The basic concept — Catwoman is planted by the Justice League of America into Arkham Asylum to perform reconnaissance — is fun. It’s a good usage of Catwoman as the “secret” member of the Justice League of America, and plunging her into Arkham Asylum for any reason sounds like a lot of fun. Initially, Nocenti’s script doesn’t disappoint. The conversation about why they’re doing this flows smoothly, and the take down of Catwoman by her own teammates is a good reminder of how they aren’t really a team (but rather a group of people organized by a director to work together). So far, so good.
Once Catwoman’s deep inside Arkham, though, the story falls apart. Even if readers can ignore the fact that “Catwoman” #19 features the fastest detox imaginable, the book feels like everything is on an accelerated pace, but not in a good way. Does Catwoman ever gather any actual pieces of information? Why is escape from Arkham as simple as hopping through a trap door? What is the massive temple with marble statues and multiple levels of architecture that’s just hanging out underneath the asylum? How exactly does Catwoman persuade someone deeply doped up on psychotropic drugs to be rebellious? Heck, why is no one monitoring the super-villains taking their pills since apparently they’re the only thing preventing a jailbreak? It’s a lot of flash with little substance, and that’s frustrating because this feels like it should be so much better. This is ultimately a comic that’s all surface, no depth.

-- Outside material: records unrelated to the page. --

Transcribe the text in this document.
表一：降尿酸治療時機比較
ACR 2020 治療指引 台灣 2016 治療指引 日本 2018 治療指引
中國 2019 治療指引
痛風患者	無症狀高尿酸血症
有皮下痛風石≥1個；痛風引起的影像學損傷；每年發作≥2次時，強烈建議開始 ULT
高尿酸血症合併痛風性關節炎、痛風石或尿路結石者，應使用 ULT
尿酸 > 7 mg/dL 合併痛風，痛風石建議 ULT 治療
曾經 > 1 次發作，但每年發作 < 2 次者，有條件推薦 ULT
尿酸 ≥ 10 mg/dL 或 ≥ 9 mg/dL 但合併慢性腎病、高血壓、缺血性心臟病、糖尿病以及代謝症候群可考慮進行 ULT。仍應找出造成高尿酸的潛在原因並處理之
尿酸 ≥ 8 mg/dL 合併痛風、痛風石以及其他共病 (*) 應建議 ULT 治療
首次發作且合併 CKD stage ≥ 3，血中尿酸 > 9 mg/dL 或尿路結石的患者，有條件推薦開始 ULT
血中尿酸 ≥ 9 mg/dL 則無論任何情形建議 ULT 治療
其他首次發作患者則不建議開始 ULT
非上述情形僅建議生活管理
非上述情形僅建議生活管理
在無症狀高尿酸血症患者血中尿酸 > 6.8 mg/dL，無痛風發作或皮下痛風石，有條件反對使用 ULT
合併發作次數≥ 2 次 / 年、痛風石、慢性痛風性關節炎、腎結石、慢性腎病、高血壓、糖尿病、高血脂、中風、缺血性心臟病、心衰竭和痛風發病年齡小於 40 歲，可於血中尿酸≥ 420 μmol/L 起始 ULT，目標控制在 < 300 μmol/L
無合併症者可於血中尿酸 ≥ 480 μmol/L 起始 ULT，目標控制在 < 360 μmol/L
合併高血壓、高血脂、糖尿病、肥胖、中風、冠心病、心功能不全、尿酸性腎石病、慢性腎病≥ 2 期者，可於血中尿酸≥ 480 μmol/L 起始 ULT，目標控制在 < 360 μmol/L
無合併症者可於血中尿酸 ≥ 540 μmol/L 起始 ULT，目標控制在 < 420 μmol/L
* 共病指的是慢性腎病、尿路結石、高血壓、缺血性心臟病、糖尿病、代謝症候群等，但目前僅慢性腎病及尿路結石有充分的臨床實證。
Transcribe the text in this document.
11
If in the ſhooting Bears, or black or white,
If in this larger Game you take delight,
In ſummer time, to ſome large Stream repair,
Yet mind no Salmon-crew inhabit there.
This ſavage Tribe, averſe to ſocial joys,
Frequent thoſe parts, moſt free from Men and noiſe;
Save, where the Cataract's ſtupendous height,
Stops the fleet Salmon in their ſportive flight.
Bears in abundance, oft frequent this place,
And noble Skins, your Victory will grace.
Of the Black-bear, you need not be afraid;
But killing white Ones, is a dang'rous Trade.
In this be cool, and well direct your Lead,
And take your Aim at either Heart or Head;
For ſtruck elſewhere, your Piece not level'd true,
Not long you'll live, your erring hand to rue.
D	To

The art is also uneven, with series artist Rafa Sandoval joined by Cliff Richards and Stefano Martino for additional pencils. There are some images that click together well, like Catwoman kicking Katana in the face early on. Catwoman’s body moves through the air in a direction that feels not only like it has a lot of energy, but in a way that pays attention to body proportions and how one would actually look when propelled. Look by way of contrast to the panel where Catwoman kicks two guards right after breaking free of her cell. Her legs are crazily long and the moment in general just looks silly, not dangerous or impressive. And that’s the art of “Catwoman” #19 in a nutshell; strong and well-executed one moment, off-kilter and hard to take seriously a page later.
I keep dipping back into “Catwoman” because I want it to be better than it is, and every now and then there’s a promise of a story (or a great fold-out cover) that holds so much promise. In the end, though, I just keep feeling like this is a book that has the good basic ideas down pat, but keeps failing to flesh everything out enough in the actual execution.